Justice was red in the face now. “You shouldn’t need a moment, Ms. Evans. I didn’t ask a complicated question.”
“No, no sir, Your Honour, you didn’t. I apologize.” She gave up looking, decided to wing it. “Mr. Howe here is charged with a very serious offence, a crime that involves not only stealing money belonging to the taxpayers of the Halifax Regional Municipality but also with violating his sworn duty to his employer and to his fellow citizens. He is accused of taking . . .” She looked down at the papers on her desk, realized it was hopeless
, “a great deal of money. The police have not been able to account for the whereabouts of all those missing funds and they believe Mr. Howe may still have access to at least some of them. As a result, the Crown believes Mr. Howe may be a flight risk. We would ask that he be denied bail or, failing that—”
“Mr. Melesse. Your turn.”
Uhuru Melesse seemed to be struggling for words. “With respect, Your Honour, I don’t believe I was given a fair opportunity to raise the issue of—”
“Hearing no objections to the Crown’s recommendation, bail is denied. Mr. Howe is remanded into custody until his next court appearance. That’s it for this morning, ladies and gentlemen.” With that, the judge bolted from his seat and stormed out the back door of the courtroom so quickly his startled clerk didn’t even have time for an “All rise . . .”
For a moment no one spoke, then the room filled with a sudden, dam-bursting cacophony of confusion.
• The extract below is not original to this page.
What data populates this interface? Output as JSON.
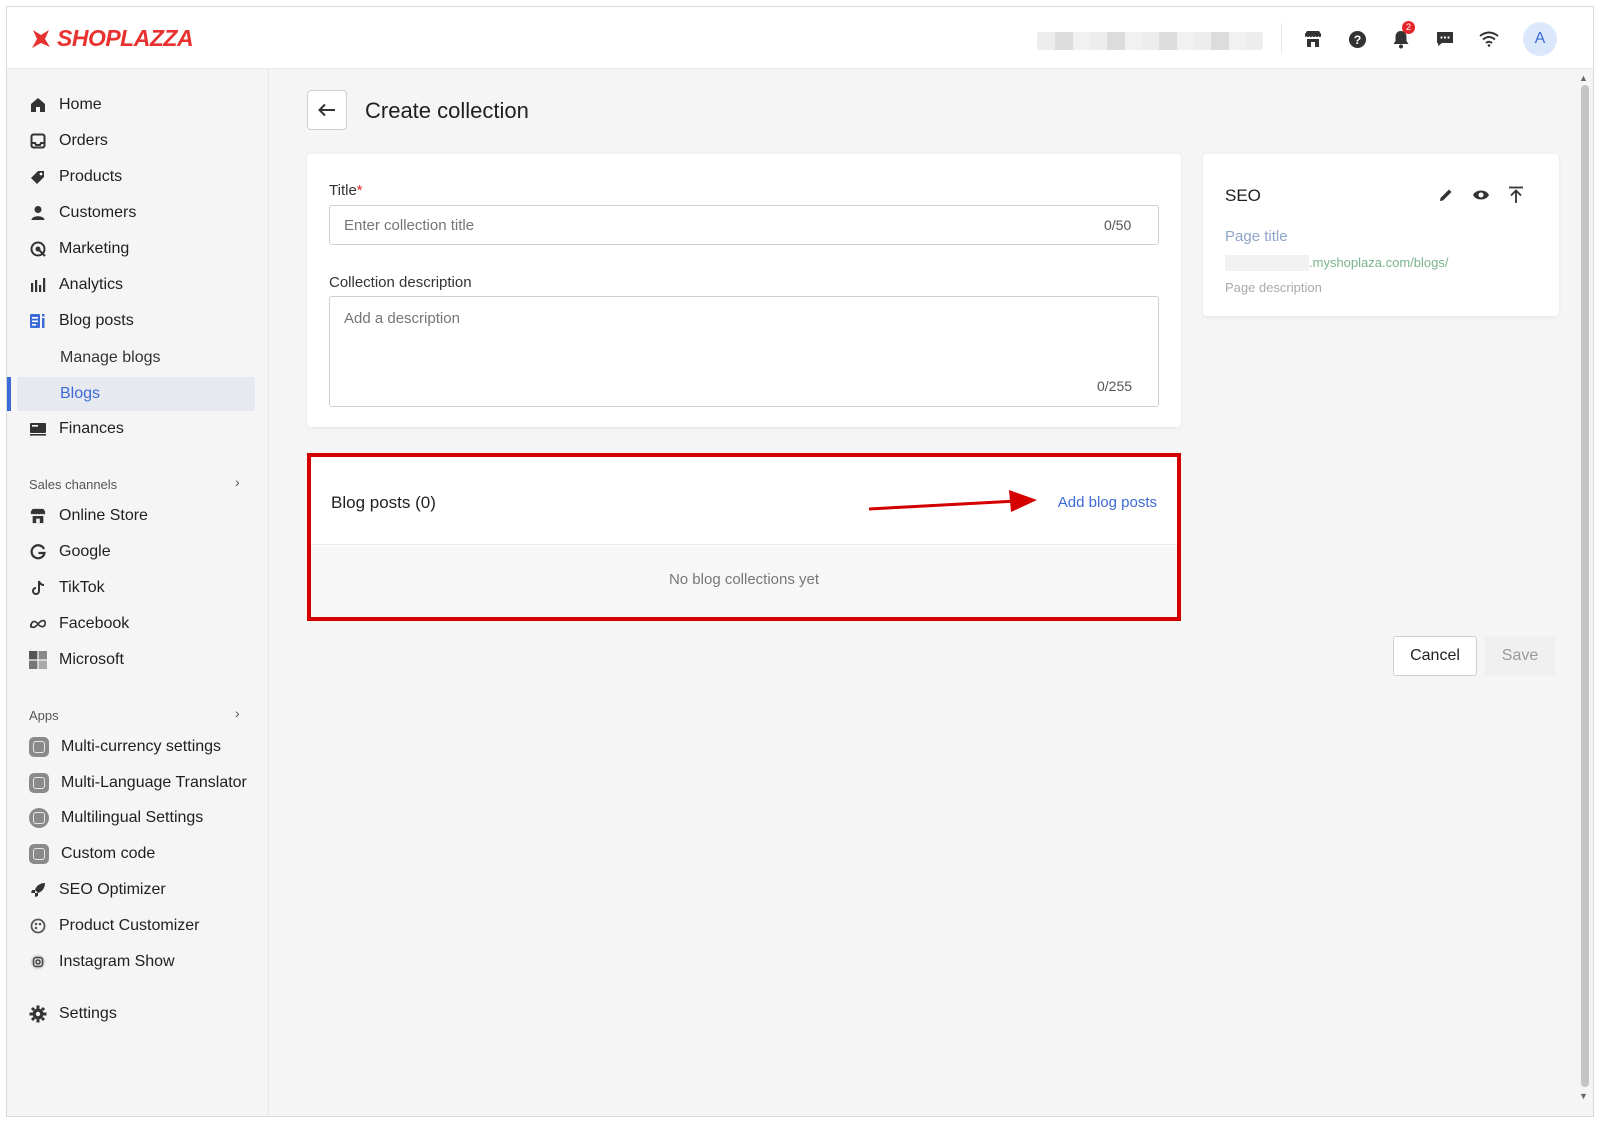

What had just happened, and why? Moira didn’t know. Neither, judging by what the people around her were saying, did anyone else. Moira only knew that she now had a much more compelling story for tomorrow than Abe Belinsky and his predictable histrionics. Justice Justice was the story now. And, more to the point, since the judge wouldn’t be granting interviews, the story would be what Uhuru Melesse had to say about the judge’s behaviour. He was already making his way out of the courtroom into the camera lights, surrounded by a moving amoeba of journalists, thrusting their microphones and mini-disc recorders into his face, jostling each other, pushing for position, demanding he stop and talk to them. Moira hurried to catch up with them, felt another hot wave of nausea. Damn.